Ántonia levantó la cabeza y se echó a reír.
—No puedo evitarlo. Ya lo sabéis. Quizá sea porque nació el Domingo de Pascua, no lo sé. ¡Y no para de hacer diabluras!
Yo me decía, mientras la observaba, que no importaba nada, lo de sus dientes, por ejemplo. Conozco a muchas mujeres que han conservado todo lo que ella había perdido, pero cuya llama interior se ha extinguido. Puede que no le quedara otra cosa, pero en Ántonia ardía aún el fuego de la vida. Su piel, tan tostada y curtida, no tenía esa flaccidez que se ve cuando parece que la savia se ha secado por dentro.

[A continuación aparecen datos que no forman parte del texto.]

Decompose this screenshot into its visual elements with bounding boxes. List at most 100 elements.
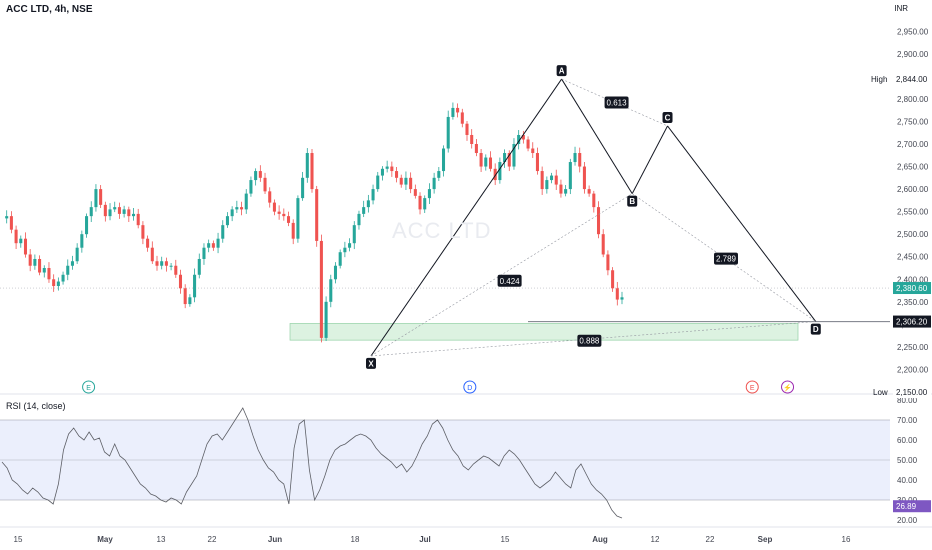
low-label: Low (873, 388, 888, 397)
candle-body (333, 265, 338, 280)
candle-body (268, 191, 272, 203)
candle-body (423, 198, 427, 210)
pattern-point-badge (627, 195, 638, 207)
candle-body (169, 265, 173, 267)
pattern-ratio-label: 0.424 (500, 277, 521, 286)
candle-body (244, 193, 248, 210)
candle-body (150, 247, 154, 262)
candle-body (427, 189, 431, 199)
price-tick-label: 2,600.00 (897, 185, 929, 194)
high-label: High (871, 75, 887, 84)
candle-body (301, 177, 305, 199)
split-marker (781, 380, 795, 394)
candle-body (474, 144, 478, 154)
price-tick-label: 2,500.00 (897, 230, 929, 239)
candle-body (155, 261, 159, 266)
pattern-point-badge (662, 111, 673, 123)
candle-body (385, 166, 389, 169)
candle-body (587, 189, 591, 194)
candle-body (521, 134, 525, 140)
candle-body (14, 229, 18, 244)
time-tick-label: Sep (758, 535, 773, 544)
prz-zone (289, 323, 799, 341)
time-tick-label: 16 (842, 535, 851, 544)
candle-body (437, 171, 441, 178)
candle-body (479, 153, 483, 167)
candle-body (329, 279, 333, 302)
candle-body (66, 265, 70, 275)
earnings-marker-glyph: E (86, 385, 91, 392)
candle-body (550, 175, 554, 181)
candle-body (413, 189, 417, 196)
price-tick-label: 2,650.00 (897, 163, 929, 172)
candle-body (249, 180, 253, 194)
candle-body (315, 189, 319, 241)
candle-body (225, 216, 229, 226)
candle-body (456, 107, 460, 113)
dividend-marker-glyph: D (467, 385, 472, 392)
candle-body (263, 177, 267, 192)
low-value-badge-bg (893, 386, 931, 398)
rsi-tick-label: 80.00 (897, 396, 918, 405)
candle-body (254, 171, 258, 181)
candle-body (277, 211, 281, 214)
pattern-ratio-line (632, 193, 816, 322)
candle-body (23, 238, 28, 255)
rsi-value-badge-bg (893, 500, 931, 513)
candle-body (582, 166, 586, 190)
candle-body (164, 261, 168, 266)
pattern-ratio-label: 0.613 (607, 99, 628, 108)
rsi-tick-label: 50.00 (897, 456, 918, 465)
rsi-tick-label: 40.00 (897, 476, 918, 485)
candle-body (305, 153, 309, 178)
time-tick-label: 18 (351, 535, 360, 544)
candle-body (568, 162, 572, 190)
candle-body (310, 153, 314, 190)
candle-body (19, 238, 23, 244)
price-tick-label: 2,900.00 (897, 50, 929, 59)
rsi-tick-label: 60.00 (897, 436, 918, 445)
candle-body (197, 258, 201, 275)
pattern-point-label: D (813, 325, 819, 334)
earnings-marker (745, 380, 759, 394)
candle-body (183, 288, 187, 305)
rsi-value-badge: 26.89 (896, 502, 917, 511)
candle-body (507, 153, 511, 167)
low-value-badge: 2,150.00 (896, 388, 928, 397)
pattern-point-label: B (629, 197, 635, 206)
candle-body (52, 279, 56, 287)
pattern-point-badge (366, 357, 376, 369)
candle-body (89, 207, 93, 217)
split-marker-glyph: ⚡ (783, 383, 792, 392)
time-tick-label: 12 (651, 535, 660, 544)
candle-body (211, 243, 215, 248)
candle-body (362, 207, 366, 214)
candle-body (446, 116, 450, 149)
candle-body (545, 180, 549, 190)
currency-label[interactable]: INR (894, 4, 908, 13)
candle-body (202, 247, 206, 259)
chart-title: ACC LTD, 4h, NSE (6, 4, 93, 15)
candle-body (70, 261, 74, 266)
candle-body (531, 148, 535, 154)
candle-body (240, 207, 244, 210)
candle-body (207, 243, 211, 248)
time-tick-label: May (97, 535, 113, 544)
price-tick-label: 2,700.00 (897, 140, 929, 149)
candle-body (470, 134, 474, 144)
level-price-badge-bg (893, 315, 931, 328)
candle-body (554, 175, 558, 185)
candle-body (38, 258, 42, 273)
candle-body (122, 209, 126, 214)
candle-body (42, 268, 46, 273)
candle-body (9, 216, 13, 230)
candle-body (319, 240, 323, 338)
candle-body (376, 175, 380, 190)
candle-body (615, 288, 619, 300)
candle-body (526, 139, 530, 149)
pattern-point-label: C (665, 113, 671, 122)
rsi-indicator-title[interactable]: RSI (14, close) (6, 401, 66, 411)
candle-body (343, 247, 347, 253)
rsi-line (1, 407, 623, 519)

Mientras charlábamos entró el niño pequeño al que llamaban Jan y se sentó junto a Nina bajo la escalera. Sobre los pantalones llevaba un curioso delantal de algodón a cuadros, muy largo, como una bata, y tenía los cabellos tan cortos que la cabeza parecía blanca y pelada. Nos miró con unos enormes y tristes ojos grises.
—Quiere hablarte del perro, madre. Lo han encontrado muerto —dijo Anna al pasar por delante de nosotros para dirigirse a la alacena.
Ántonia hizo señas al niño para que se acercara. Jan se colocó junto a su silla, apoyó los codos en las rodillas de su madre y retorció las cintas de su delantal entre los finos dedos mientras le contaba su historia en bohemio, hablando en voz baja y con las lágrimas prendidas de las largas pestañas. Su madre le escuchó, lo tranquilizó con palabras cariñosas y le prometió en un susurro algo que le hizo sonreír rápidamente entre las lágrimas. El niño se escabulló para susurrar su secreto a Nina, sentándose pegado a ella y tapándose la boca con la mano al hablar.
Cuando Anna terminó con los platos y se lavó las manos, se acercó a la silla de su madre por detrás.
—¿Por qué no le enseñamos al señor Burden nuestra despensa nueva para la fruta? —preguntó.
Cruzamos el corral seguidos por los niños. Los chicos estaban junto al molino, hablando del perro; algunos se nos adelantaron corriendo para abrir la puerta de la despensa. Cuando descendimos, vinieron todos detrás, y parecían tan orgullosos de la despensa como las chicas.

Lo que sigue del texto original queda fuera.